A commenter at Firedoglake points to past acts of journamalism from Max Frankel:
joejoejoe says: Max Frankel wrote a highly cynical review of Wesley Clark's Winning Modern Wars in Oct. 2003. Read this excerpt and tell me if you think Frankel isn't firmly in the neocon camp with Miller and Gordon:
[Gen. Clark's] deft review of the battlefield tactics that won Baghdad in less than a month is merely the preface to a bitter, global indictment of George W. Bush. The president and his administration are condemned for recklessly squandering a brilliant military performance on the wrong war at the worst possible time, diverting resources and talent from the pursuit of Al Qaeda, neglecting urgent domestic needs and dissipating the post-9/11 sympathy and support of most of the world.

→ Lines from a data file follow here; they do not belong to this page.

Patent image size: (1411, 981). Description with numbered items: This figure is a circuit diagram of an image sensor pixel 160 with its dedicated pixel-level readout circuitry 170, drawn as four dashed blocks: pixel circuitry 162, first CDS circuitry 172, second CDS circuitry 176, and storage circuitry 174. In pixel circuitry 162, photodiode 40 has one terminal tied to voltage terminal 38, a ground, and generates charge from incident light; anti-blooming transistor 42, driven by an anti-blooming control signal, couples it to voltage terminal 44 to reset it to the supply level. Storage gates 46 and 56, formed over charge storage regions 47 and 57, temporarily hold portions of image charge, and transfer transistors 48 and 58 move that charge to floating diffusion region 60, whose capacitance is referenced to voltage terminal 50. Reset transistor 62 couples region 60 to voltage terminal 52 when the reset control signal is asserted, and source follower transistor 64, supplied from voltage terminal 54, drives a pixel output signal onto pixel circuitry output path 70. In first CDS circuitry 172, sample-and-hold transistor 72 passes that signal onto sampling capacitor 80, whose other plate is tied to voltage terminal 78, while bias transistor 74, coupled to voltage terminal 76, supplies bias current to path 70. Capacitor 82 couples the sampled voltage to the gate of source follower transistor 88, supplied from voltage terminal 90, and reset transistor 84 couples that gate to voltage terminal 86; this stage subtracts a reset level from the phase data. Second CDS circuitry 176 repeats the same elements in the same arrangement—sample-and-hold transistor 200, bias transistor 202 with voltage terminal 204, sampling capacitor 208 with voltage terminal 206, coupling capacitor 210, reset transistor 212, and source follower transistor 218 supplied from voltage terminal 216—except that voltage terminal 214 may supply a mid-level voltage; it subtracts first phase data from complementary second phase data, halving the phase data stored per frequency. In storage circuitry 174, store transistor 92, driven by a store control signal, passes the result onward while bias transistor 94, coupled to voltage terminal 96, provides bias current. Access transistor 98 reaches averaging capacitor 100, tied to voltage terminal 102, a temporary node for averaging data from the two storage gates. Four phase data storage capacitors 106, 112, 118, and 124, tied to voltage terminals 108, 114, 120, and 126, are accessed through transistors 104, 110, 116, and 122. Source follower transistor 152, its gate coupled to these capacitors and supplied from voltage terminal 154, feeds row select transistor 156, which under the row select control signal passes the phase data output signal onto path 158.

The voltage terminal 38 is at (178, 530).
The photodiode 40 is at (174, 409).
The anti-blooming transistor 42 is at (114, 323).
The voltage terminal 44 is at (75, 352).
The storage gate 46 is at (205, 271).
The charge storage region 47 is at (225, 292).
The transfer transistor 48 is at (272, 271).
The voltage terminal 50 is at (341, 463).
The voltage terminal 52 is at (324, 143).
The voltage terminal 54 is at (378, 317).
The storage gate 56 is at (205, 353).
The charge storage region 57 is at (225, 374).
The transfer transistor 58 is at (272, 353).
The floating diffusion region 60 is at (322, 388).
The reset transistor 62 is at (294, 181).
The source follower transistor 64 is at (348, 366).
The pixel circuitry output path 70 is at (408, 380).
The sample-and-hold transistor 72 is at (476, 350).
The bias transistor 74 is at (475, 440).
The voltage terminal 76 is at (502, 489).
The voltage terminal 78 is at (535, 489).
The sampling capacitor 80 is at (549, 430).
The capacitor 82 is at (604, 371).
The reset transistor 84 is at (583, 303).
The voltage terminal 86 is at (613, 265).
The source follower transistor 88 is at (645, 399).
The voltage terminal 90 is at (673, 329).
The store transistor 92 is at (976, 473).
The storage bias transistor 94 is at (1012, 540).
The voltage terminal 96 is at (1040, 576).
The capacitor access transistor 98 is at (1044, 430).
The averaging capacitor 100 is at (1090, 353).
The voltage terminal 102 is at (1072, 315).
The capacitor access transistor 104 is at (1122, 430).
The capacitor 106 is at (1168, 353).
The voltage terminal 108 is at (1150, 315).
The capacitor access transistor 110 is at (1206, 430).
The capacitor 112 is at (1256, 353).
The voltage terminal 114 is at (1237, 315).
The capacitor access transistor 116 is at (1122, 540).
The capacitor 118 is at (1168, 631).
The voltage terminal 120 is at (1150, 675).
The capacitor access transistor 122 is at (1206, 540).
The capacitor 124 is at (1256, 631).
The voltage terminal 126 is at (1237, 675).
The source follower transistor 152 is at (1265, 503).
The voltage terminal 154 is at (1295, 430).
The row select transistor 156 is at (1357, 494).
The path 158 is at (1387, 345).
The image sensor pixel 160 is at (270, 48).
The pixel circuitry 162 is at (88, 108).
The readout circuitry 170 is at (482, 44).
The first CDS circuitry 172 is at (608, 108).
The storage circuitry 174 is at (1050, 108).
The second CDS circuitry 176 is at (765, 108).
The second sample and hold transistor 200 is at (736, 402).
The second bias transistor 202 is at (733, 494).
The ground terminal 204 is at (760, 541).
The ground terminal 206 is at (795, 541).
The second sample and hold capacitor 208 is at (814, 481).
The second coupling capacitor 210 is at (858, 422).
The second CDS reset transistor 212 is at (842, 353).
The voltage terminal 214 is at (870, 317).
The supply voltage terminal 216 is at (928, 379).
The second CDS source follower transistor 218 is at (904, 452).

As portrayed by Clark, the attack on Saddam Hussein -- without evidence to link him to Al Qaeda -- was not only wrong but deeply cynical. It bespoke a cold war mind-set of assigning terrorists a state sponsor, a "face" that could be more easily attacked. "It was almost certain to be successful. It emphasized U.S. military strengths and built on a decade of preparation for a refight of the gulf war."
The benefit of toppling Hussein is only faintly acknowledged: "All else being equal the region and the Iraqi people were all better off with Saddam gone. But the U.S. actions against old adversaries like Saddam have costs and consequences that may still leave us far short of our objectives of winning the war on terror -- or, in themselves, may actually detract from our larger efforts." (Don't be fooled by those conditional "mays"; the general knows how to protect a rhetorical flank.)
Frankel may have been a good editor once but he sounds like somebody who used to walk 5 miles to school uphill both ways in this piece. And he misses the clear point that deep background gossip from US officials regarding spying on the Soviets is not the same as outing an American spy. That's a basic point that Frankel fails to grasp.